Melendez, who works at an arts and crafts store, has noticed that the majority of customers he has reprimanded for not wearing a mask have been white men. He acknowledges how the privilege and increased access to healthcare may craft a false sense of invincibility amongst some upper-class families.  

“Unlike families like mine, they don’t really have an incentive to stay safe,” Melendez said. “If a richer family gets the virus, they are always sure they can treat it with little economic risk.” 
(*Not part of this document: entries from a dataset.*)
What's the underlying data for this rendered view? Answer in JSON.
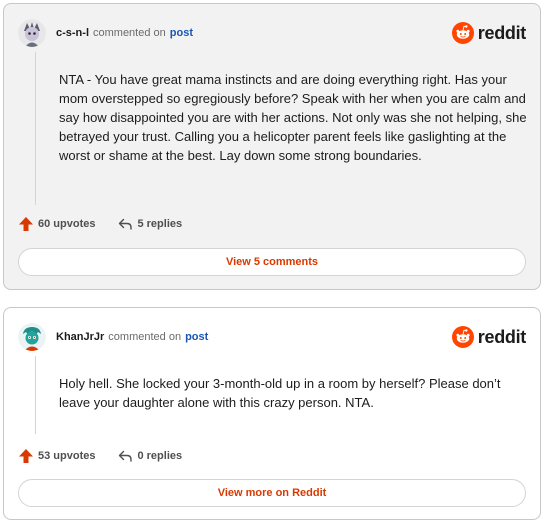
{
  "colors": {
    "reddit_orange": "#ff4500",
    "upvote": "#d93900",
    "link_blue": "#1a55b5",
    "action_text": "#d93900"
  },
  "brand": {
    "name": "reddit",
    "icon": "reddit-logo-icon"
  },
  "comments": [
    {
      "username": "c-s-n-l",
      "commented_on": "commented on",
      "post_link": "post",
      "avatar_icon": "avatar-icon",
      "body": "NTA - You have great mama instincts and are doing everything right. Has your mom overstepped so egregiously before? Speak with her when you are calm and say how disappointed you are with her actions. Not only was she not helping, she betrayed your trust. Calling you a helicopter parent feels like gaslighting at the worst or shame at the best. Lay down some strong boundaries.",
      "upvotes": "60 upvotes",
      "replies": "5 replies",
      "action": "View 5 comments"
    },
    {
      "username": "KhanJrJr",
      "commented_on": "commented on",
      "post_link": "post",
      "avatar_icon": "avatar-icon",
      "body": "Holy hell. She locked your 3-month-old up in a room by herself? Please don’t leave your daughter alone with this crazy person. NTA.",
      "upvotes": "53 upvotes",
      "replies": "0 replies",
      "action": "View more on Reddit"
    }
  ]
}
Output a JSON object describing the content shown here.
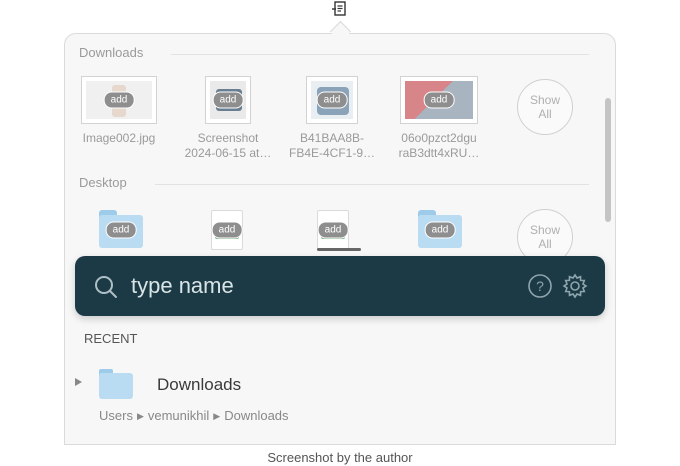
{
  "popover": {
    "tray_icon": "paste-stack-icon",
    "sections": [
      {
        "header": "Downloads",
        "show_all_label_line1": "Show",
        "show_all_label_line2": "All",
        "items": [
          {
            "icon": "image-thumbnail",
            "badge": "add",
            "name_line1": "Image002.jpg",
            "name_line2": ""
          },
          {
            "icon": "image-thumbnail",
            "badge": "add",
            "name_line1": "Screenshot",
            "name_line2": "2024-06-15 at…"
          },
          {
            "icon": "image-thumbnail",
            "badge": "add",
            "name_line1": "B41BAA8B-",
            "name_line2": "FB4E-4CF1-9…"
          },
          {
            "icon": "image-thumbnail",
            "badge": "add",
            "name_line1": "06o0pzct2dgu",
            "name_line2": "raB3dtt4xRU…"
          }
        ]
      },
      {
        "header": "Desktop",
        "show_all_label_line1": "Show",
        "show_all_label_line2": "All",
        "items": [
          {
            "icon": "folder-icon",
            "badge": "add"
          },
          {
            "icon": "document-icon",
            "badge": "add"
          },
          {
            "icon": "document-icon",
            "badge": "add",
            "progress": 1.0
          },
          {
            "icon": "folder-icon",
            "badge": "add"
          }
        ]
      }
    ]
  },
  "search": {
    "placeholder": "type name",
    "icons": [
      "search-icon",
      "help-icon",
      "gear-icon"
    ]
  },
  "recent": {
    "header": "RECENT",
    "items": [
      {
        "name": "Downloads",
        "path": [
          "Users",
          "vemunikhil",
          "Downloads"
        ]
      }
    ]
  },
  "caption": "Screenshot by the author",
  "colors": {
    "search_bar": "#1c3a45",
    "search_text": "#d9e4e7",
    "folder": "#b9dcf3",
    "panel": "#f7f7f7"
  }
}
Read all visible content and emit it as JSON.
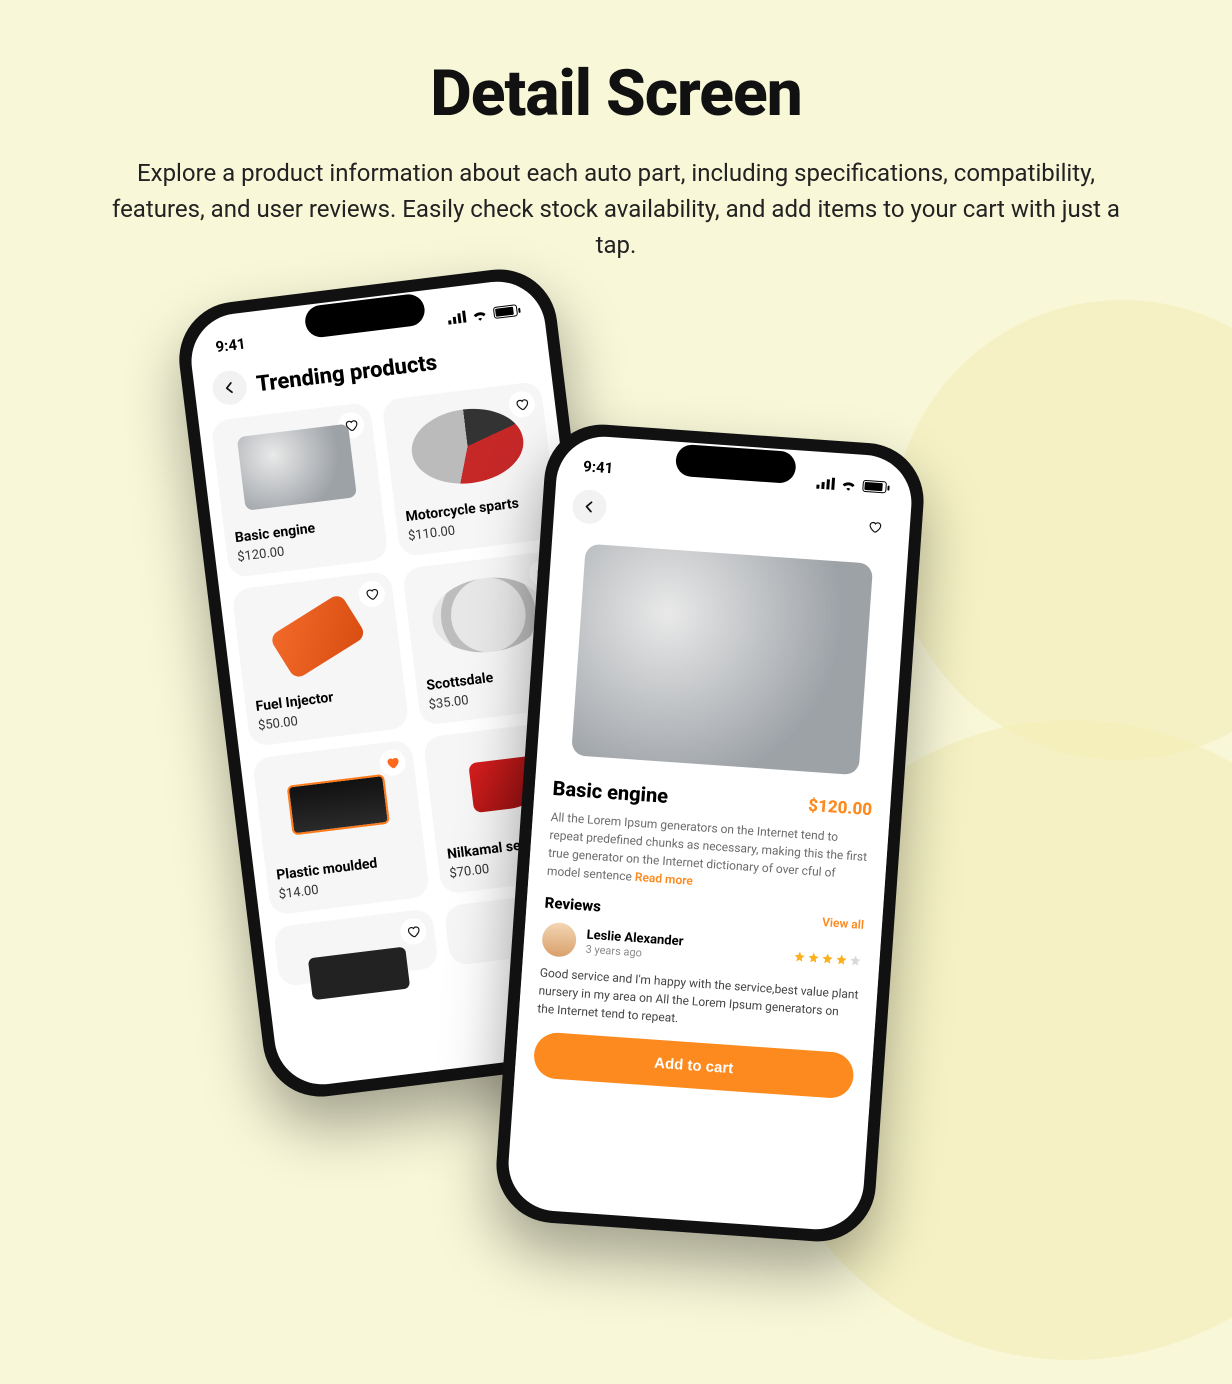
{
  "hero": {
    "title": "Detail Screen",
    "subtitle": "Explore a product information about each auto part, including specifications, compatibility, features, and user reviews. Easily check stock availability, and add items to your cart with just a tap."
  },
  "status": {
    "time": "9:41"
  },
  "trending": {
    "header": "Trending products",
    "products": [
      {
        "name": "Basic engine",
        "price": "$120.00",
        "fav": false,
        "art": "engine"
      },
      {
        "name": "Motorcycle sparts",
        "price": "$110.00",
        "fav": false,
        "art": "moto"
      },
      {
        "name": "Fuel Injector",
        "price": "$50.00",
        "fav": false,
        "art": "injector"
      },
      {
        "name": "Scottsdale",
        "price": "$35.00",
        "fav": true,
        "art": "wheel"
      },
      {
        "name": "Plastic moulded",
        "price": "$14.00",
        "fav": true,
        "art": "box"
      },
      {
        "name": "Nilkamal set",
        "price": "$70.00",
        "fav": false,
        "art": "pump"
      }
    ]
  },
  "detail": {
    "title": "Basic engine",
    "price": "$120.00",
    "description": "All the Lorem Ipsum generators on the Internet tend to repeat predefined  chunks as necessary, making this the first true generator on the  Internet dictionary of over cful of model sentence ",
    "read_more": "Read more",
    "reviews_header": "Reviews",
    "view_all": "View all",
    "review": {
      "name": "Leslie Alexander",
      "time": "3 years ago",
      "stars": 4,
      "text": "Good service and I'm happy with the service,best value plant nursery in my area on All the Lorem Ipsum generators on the Internet tend to repeat."
    },
    "cta": "Add to cart"
  }
}
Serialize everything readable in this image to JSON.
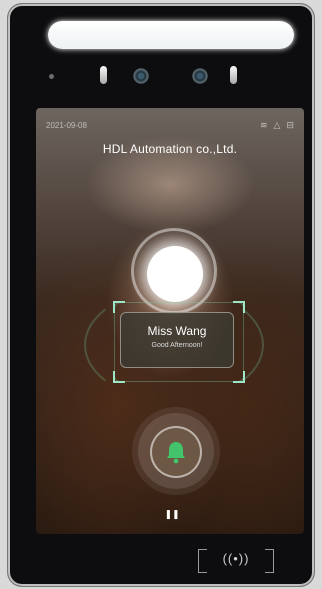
{
  "device": {
    "colors": {
      "bezel": "#0d0d0f",
      "accent": "#9ee6c8",
      "notice": "#e46a5a"
    }
  },
  "status_bar": {
    "date": "2021-09-08",
    "icons": [
      "wifi-icon",
      "alert-icon",
      "network-icon"
    ]
  },
  "header": {
    "company": "HDL Automation co.,Ltd."
  },
  "recognition": {
    "name": "Miss Wang",
    "greeting": "Good Afternoon!"
  },
  "controls": {
    "bell_icon": "bell-icon",
    "pause_icon": "pause-icon",
    "nfc_icon": "nfc-icon"
  }
}
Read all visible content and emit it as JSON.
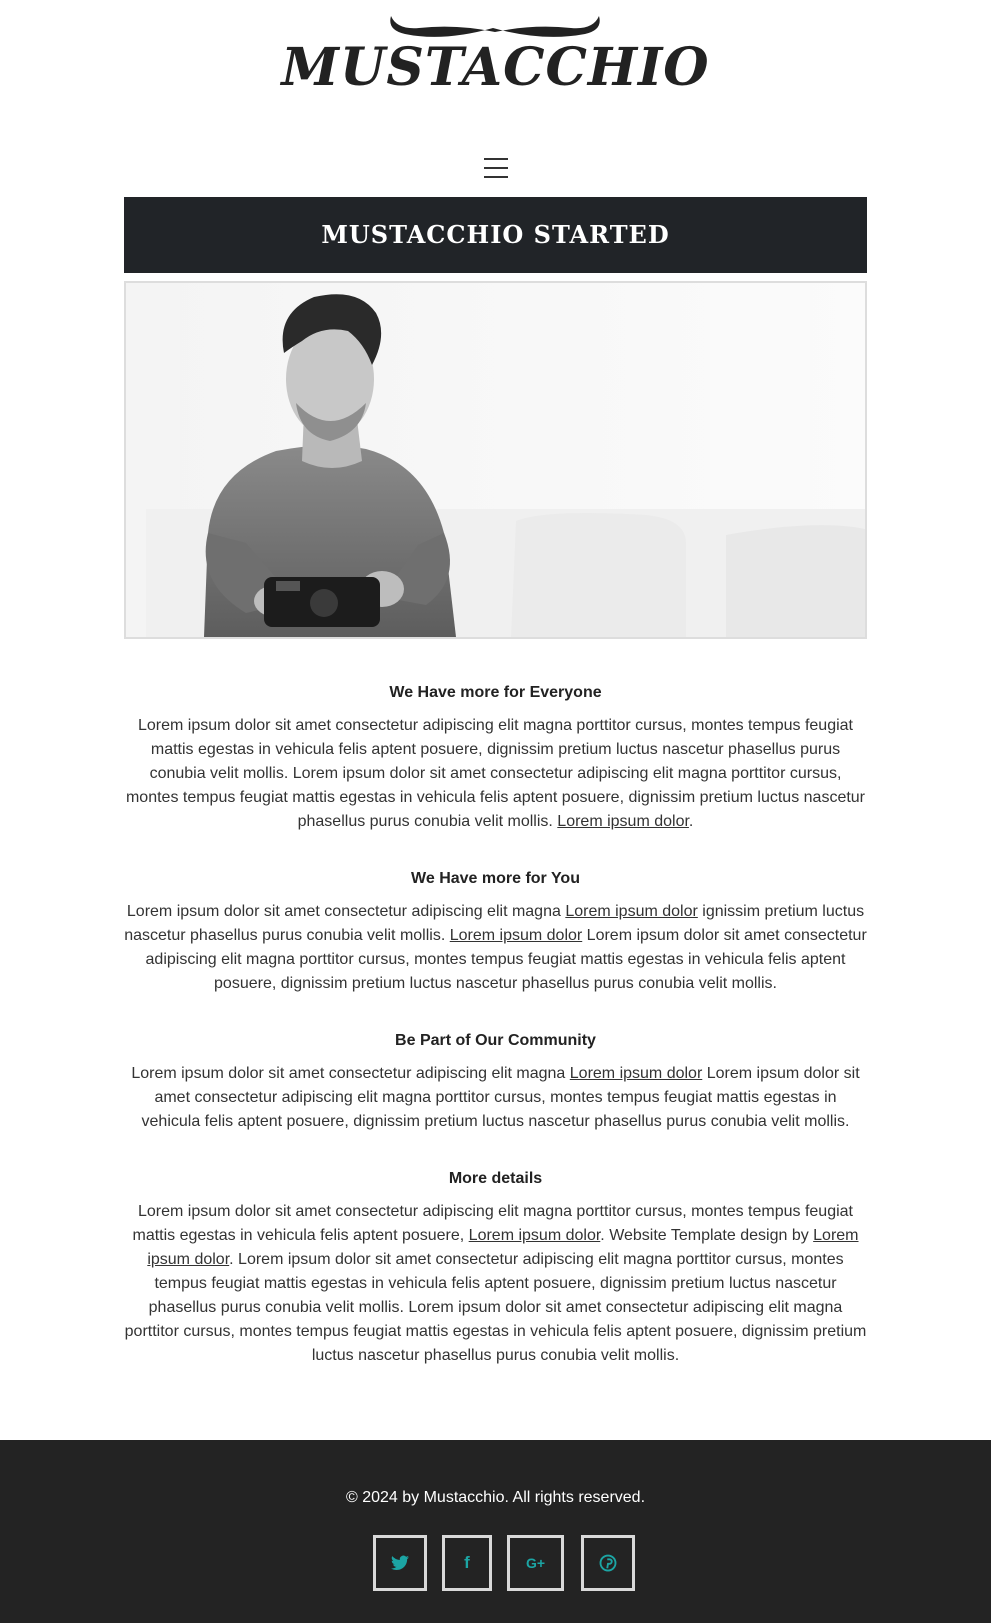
{
  "brand": {
    "name": "MUSTACCHIO"
  },
  "nav": {
    "menu_icon": "hamburger-menu-icon"
  },
  "page": {
    "title": "MUSTACCHIO STARTED"
  },
  "hero": {
    "alt": "Man holding a camera"
  },
  "sections": [
    {
      "heading": "We Have more for Everyone",
      "parts": [
        "Lorem ipsum dolor sit amet consectetur adipiscing elit magna porttitor cursus, montes tempus feugiat mattis egestas in vehicula felis aptent posuere, dignissim pretium luctus nascetur phasellus purus conubia velit mollis. Lorem ipsum dolor sit amet consectetur adipiscing elit magna porttitor cursus, montes tempus feugiat mattis egestas in vehicula felis aptent posuere, dignissim pretium luctus nascetur phasellus purus conubia velit mollis. ",
        "Lorem ipsum dolor",
        "."
      ]
    },
    {
      "heading": "We Have more for You",
      "parts": [
        "Lorem ipsum dolor sit amet consectetur adipiscing elit magna ",
        "Lorem ipsum dolor",
        " ignissim pretium luctus nascetur phasellus purus conubia velit mollis. ",
        "Lorem ipsum dolor",
        " Lorem ipsum dolor sit amet consectetur adipiscing elit magna porttitor cursus, montes tempus feugiat mattis egestas in vehicula felis aptent posuere, dignissim pretium luctus nascetur phasellus purus conubia velit mollis."
      ]
    },
    {
      "heading": "Be Part of Our Community",
      "parts": [
        "Lorem ipsum dolor sit amet consectetur adipiscing elit magna ",
        "Lorem ipsum dolor",
        " Lorem ipsum dolor sit amet consectetur adipiscing elit magna porttitor cursus, montes tempus feugiat mattis egestas in vehicula felis aptent posuere, dignissim pretium luctus nascetur phasellus purus conubia velit mollis."
      ]
    },
    {
      "heading": "More details",
      "parts": [
        "Lorem ipsum dolor sit amet consectetur adipiscing elit magna porttitor cursus, montes tempus feugiat mattis egestas in vehicula felis aptent posuere, ",
        "Lorem ipsum dolor",
        ". Website Template design by ",
        "Lorem ipsum dolor",
        ". Lorem ipsum dolor sit amet consectetur adipiscing elit magna porttitor cursus, montes tempus feugiat mattis egestas in vehicula felis aptent posuere, dignissim pretium luctus nascetur phasellus purus conubia velit mollis. Lorem ipsum dolor sit amet consectetur adipiscing elit magna porttitor cursus, montes tempus feugiat mattis egestas in vehicula felis aptent posuere, dignissim pretium luctus nascetur phasellus purus conubia velit mollis."
      ]
    }
  ],
  "footer": {
    "copyright": "© 2024 by Mustacchio. All rights reserved.",
    "social": [
      {
        "name": "twitter",
        "icon": "twitter-icon",
        "glyph": "🐦︎"
      },
      {
        "name": "facebook",
        "icon": "facebook-icon",
        "glyph": "f"
      },
      {
        "name": "google-plus",
        "icon": "google-plus-icon",
        "glyph": "G+"
      },
      {
        "name": "pinterest",
        "icon": "pinterest-icon",
        "glyph": "℗"
      }
    ]
  },
  "colors": {
    "title_bar": "#212428",
    "footer": "#232323",
    "social_accent": "#1ca5a4"
  }
}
Melendez has experienced far more anxiety and persistent frustration during the pandemic. Not only does he have to cope with the perpetual risk of infecting his grandmother, but his hypervigilant efforts often seem futile because others do not adhere to safety guidelines. 

“Dealing with the circumstances that kind of forced me to go back to school, being careful with all these stringent safety measures and then seeing people be totally negligent.” Melendez said. “I’m forced to feel the anxiety on others’ behalf.”

Because of a recent increase in the number of COVID-positive juniors and seniors, students were given the option to attend online class for two weeks. Students living with high-risk family members, like Melendez and freshman Nadiya Naehr, are especially vulnerable. Naehr was temporarily part of a multigenerational household when her grandmother stayed with them after having surgery.

“Going home to my grandmother every day really emphasized the repercussions of not following social distancing guidelines and consistently wearing my mask,” Naehr said. “These were things that I was doing already, but having [my grandmother] living with us really served to remind me why I was doing them.”

In addition to health risks posed by the virus, COVID-19 has subjected some families to devastating financial burdens.

History department chair Russell Hardin emphasized that the pandemic has imposed severe economic challenges that disproportionately affect working-class Americans. Hardin cites his own experience as an actor who had to supplement his income by waiting tables over a decade ago in Chicago.

“The restaurant that I used to work at is now shut down. COVID destroyed it,” Hardin said. “If coronavirus had happened 12 or 13 years ago, before I started teaching, I would have lost my home and had to move back to Houston with my family.”

The economic hardship Hardin describes is not as hypothetical for some families at the school. Over the summer, Chief Financial Officer Greg Swan received calls from parents hit hard by the financial crisis caused by the pandemic. 

Many families heavily involved in the oil and gas industry reached out for the first time to ask for financial aid, and families already receiving assistance were in need of more help. By the start of the school year, SJS was providing over 200 students with financial aid and sending a handful of families direct assistance to cover the cost of uniforms and technology.

“We’re trying to cover as much as we can of the cost of these families attending school,” Swan said. “Not just the tuition, but everything else. Our biggest job is making sure students feel comfortable attending St. John’s, no matter their socioeconomic status.”